Di fatto, con il servizio MSP ci si prende cura dell’infrastruttura IT del cliente fornendo un servizio a canone fisso che permette a quest’ultimo di non doversi preoccupare del monitoraggio dell’infrastruttura, delle patch dei sistemi operativi e dei software di sicurezza, del backup, dello stato di salute dei dischi, dell’esaurimento dello spazio (su disco), degli aggiornamenti delle postazioni fisse, dei dispositivi mobile e via dicendo. Se poi si dovesse verificare un guasto o un’emergenza – che non può essere del tutto esclusa nonostante l’approccio proattivo – l’help desk ha il compito di processare le richieste in modo efficace per il cliente ed efficiente per l’MSP, risolvendo le problematiche relative all’uso dell’infrastruttura, della rete e dei dispositivi informatici da parte del personale dell’azienda. Certamente, se un tempo si trattava di fornire assistenza remota ai PC desktop e relativi utilizzatori, il fenomeno si è esteso notevolmente da quando lo smart working ha reso notebook, tablet e smartphone eccellenti strumenti di lavoro.

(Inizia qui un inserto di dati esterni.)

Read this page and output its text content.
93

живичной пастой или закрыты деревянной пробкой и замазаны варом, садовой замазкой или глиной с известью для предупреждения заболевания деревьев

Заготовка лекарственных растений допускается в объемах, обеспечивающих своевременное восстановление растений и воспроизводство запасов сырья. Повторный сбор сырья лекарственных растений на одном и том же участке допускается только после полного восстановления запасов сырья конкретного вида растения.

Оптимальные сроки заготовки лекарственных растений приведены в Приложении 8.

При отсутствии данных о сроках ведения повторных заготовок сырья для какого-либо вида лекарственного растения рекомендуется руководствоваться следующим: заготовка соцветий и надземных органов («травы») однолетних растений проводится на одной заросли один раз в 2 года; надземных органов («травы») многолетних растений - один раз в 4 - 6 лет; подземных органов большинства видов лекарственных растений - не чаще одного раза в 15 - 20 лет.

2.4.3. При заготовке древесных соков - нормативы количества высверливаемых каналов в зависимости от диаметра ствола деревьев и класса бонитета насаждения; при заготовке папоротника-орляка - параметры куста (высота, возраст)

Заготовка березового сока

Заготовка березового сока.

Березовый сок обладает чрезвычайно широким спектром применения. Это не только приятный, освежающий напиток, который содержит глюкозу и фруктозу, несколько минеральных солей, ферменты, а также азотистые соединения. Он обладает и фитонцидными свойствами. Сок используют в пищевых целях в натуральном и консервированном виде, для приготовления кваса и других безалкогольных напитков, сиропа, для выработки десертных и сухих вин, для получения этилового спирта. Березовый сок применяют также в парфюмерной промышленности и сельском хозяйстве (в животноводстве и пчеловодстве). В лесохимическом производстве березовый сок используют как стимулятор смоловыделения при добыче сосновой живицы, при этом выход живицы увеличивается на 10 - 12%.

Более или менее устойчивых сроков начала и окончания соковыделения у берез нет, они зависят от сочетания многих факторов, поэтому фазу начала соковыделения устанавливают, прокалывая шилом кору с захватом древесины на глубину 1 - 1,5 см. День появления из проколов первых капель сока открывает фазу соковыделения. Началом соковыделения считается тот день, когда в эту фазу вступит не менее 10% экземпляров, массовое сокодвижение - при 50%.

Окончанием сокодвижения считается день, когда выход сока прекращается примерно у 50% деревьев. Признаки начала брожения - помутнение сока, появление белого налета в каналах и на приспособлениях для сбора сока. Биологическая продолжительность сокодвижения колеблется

Peraltro, è giusto sottolineare come l’outsourcing dell’IT sia un fenomeno estremamente ampio: storicamente, un’attività che le imprese hanno spesso esternalizzato è lo sviluppo e la gestione del ciclo di vita delle applicazioni, ma bisogna considerare che le aziende possono esternalizzare l’intero datacenter, facendo perno sulla specializzazione delle risorse del provider ma anche sulla sicurezza dei sistemi, dell’infrastruttura e sulla stessa ottimizzazione dei costi. Si pensi anche solo - da questo punto di vista - ai costi dell’energia, della sicurezza fisica, della connettività, della resilienza (UPS, generatori), della protezione del dato e della climatizzazione degli ambienti del datacenter. Tanti costi che, nel caso dell’outsourcing, rientrano all’interno di una spesa prevedibile e precedentemente concordata.

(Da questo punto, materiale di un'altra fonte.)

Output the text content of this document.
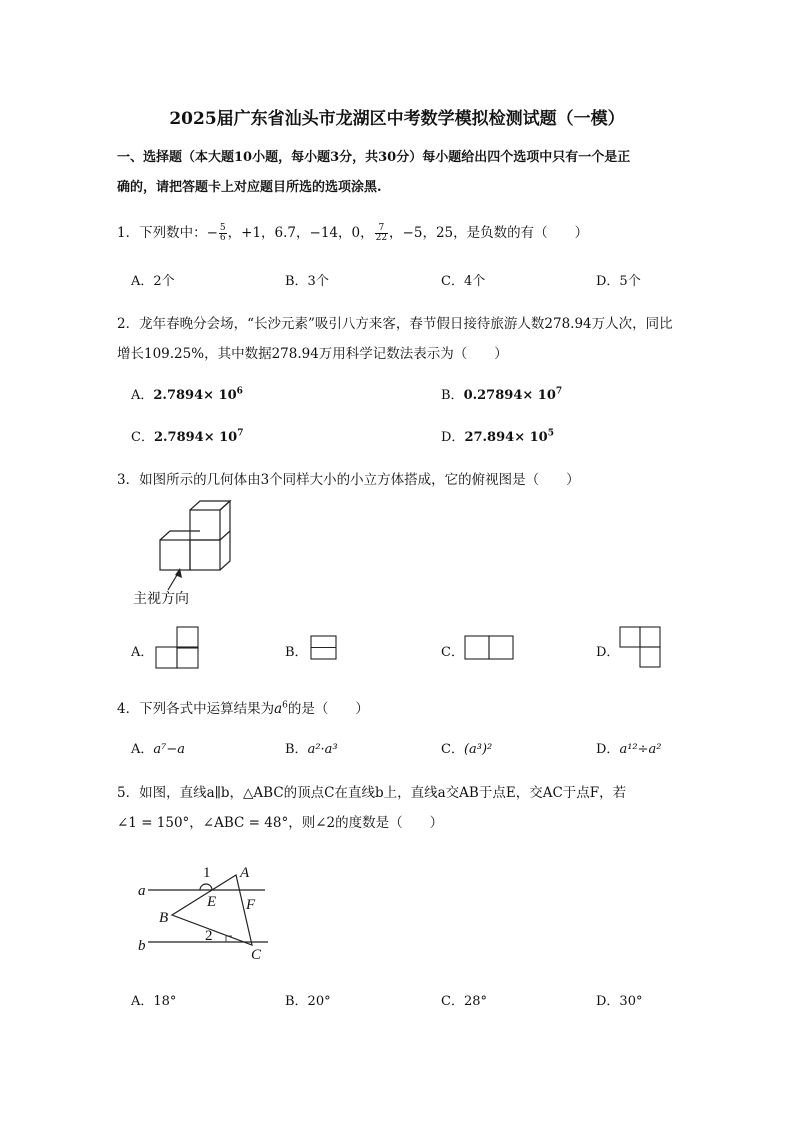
2025届广东省汕头市龙湖区中考数学模拟检测试题（一模）
一、选择题（本大题10小题，每小题3分，共30分）每小题给出四个选项中只有一个是正
确的，请把答题卡上对应题目所选的选项涂黑.
1．下列数中：− $\frac{5}{6}$ ，+1，6.7，−14，0， $\frac{7}{22}$ ，−5，25，是负数的有（　　）
A．2个	B．3个	C．4个	D．5个
2．龙年春晚分会场，“长沙元素”吸引八方来客，春节假日接待旅游人数278.94万人次，同比
增长109.25%，其中数据278.94万用科学记数法表示为（　　）
A．$2.7894\times 10^6$	B．$0.27894\times 10^7$
C．$2.7894\times 10^7$	D．$27.894\times 10^5$
3．如图所示的几何体由3个同样大小的小立方体搭成，它的俯视图是（　　）
主视方向
A．	B．	C．	D．
4．下列各式中运算结果为$a^6$的是（　　）
A．a⁷−a	B．a²·a³	C．(a³)²	D．a¹²÷a²
5．如图，直线a∥b，△ABC的顶点C在直线b上，直线a交AB于点E，交AC于点F，若
∠1 = 150°，∠ABC = 48°，则∠2的度数是（　　）
1 A
a
E F
B
2
b
C
A．18°	B．20°	C．28°	D．30°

Per non parlare, ovviamente, dell’esternalizzazione della Security IT e delle attività riguardanti la continuità operativa, il Backup e il Disaster Recovery. Quest’ultimo fenomeno è talmente importante da aver dato origine all’espressione Disaster Recovery as-a-Service, che di fatto pone sotto la responsabilità di un service provider le attività di protezione del dato, comprensive di backup, replica e failover. Anche in questo caso, i benefici per l’azienda sono chiari e visibili poiché stiamo parlando di attività critiche che per essere realizzate necessitano di un elevato livello di competenza: affidarle a un service provider specializzato fa sì che esso metta a disposizione strumenti, risorse, asset e competenze di cui l’azienda non può disporre a meno di forti investimenti, oltre a garanzie di scalabilità e di compliance con la normativa vigente, un fattore quest’ultimo tutt’altro che secondario quando si parla di sicurezza dei dati.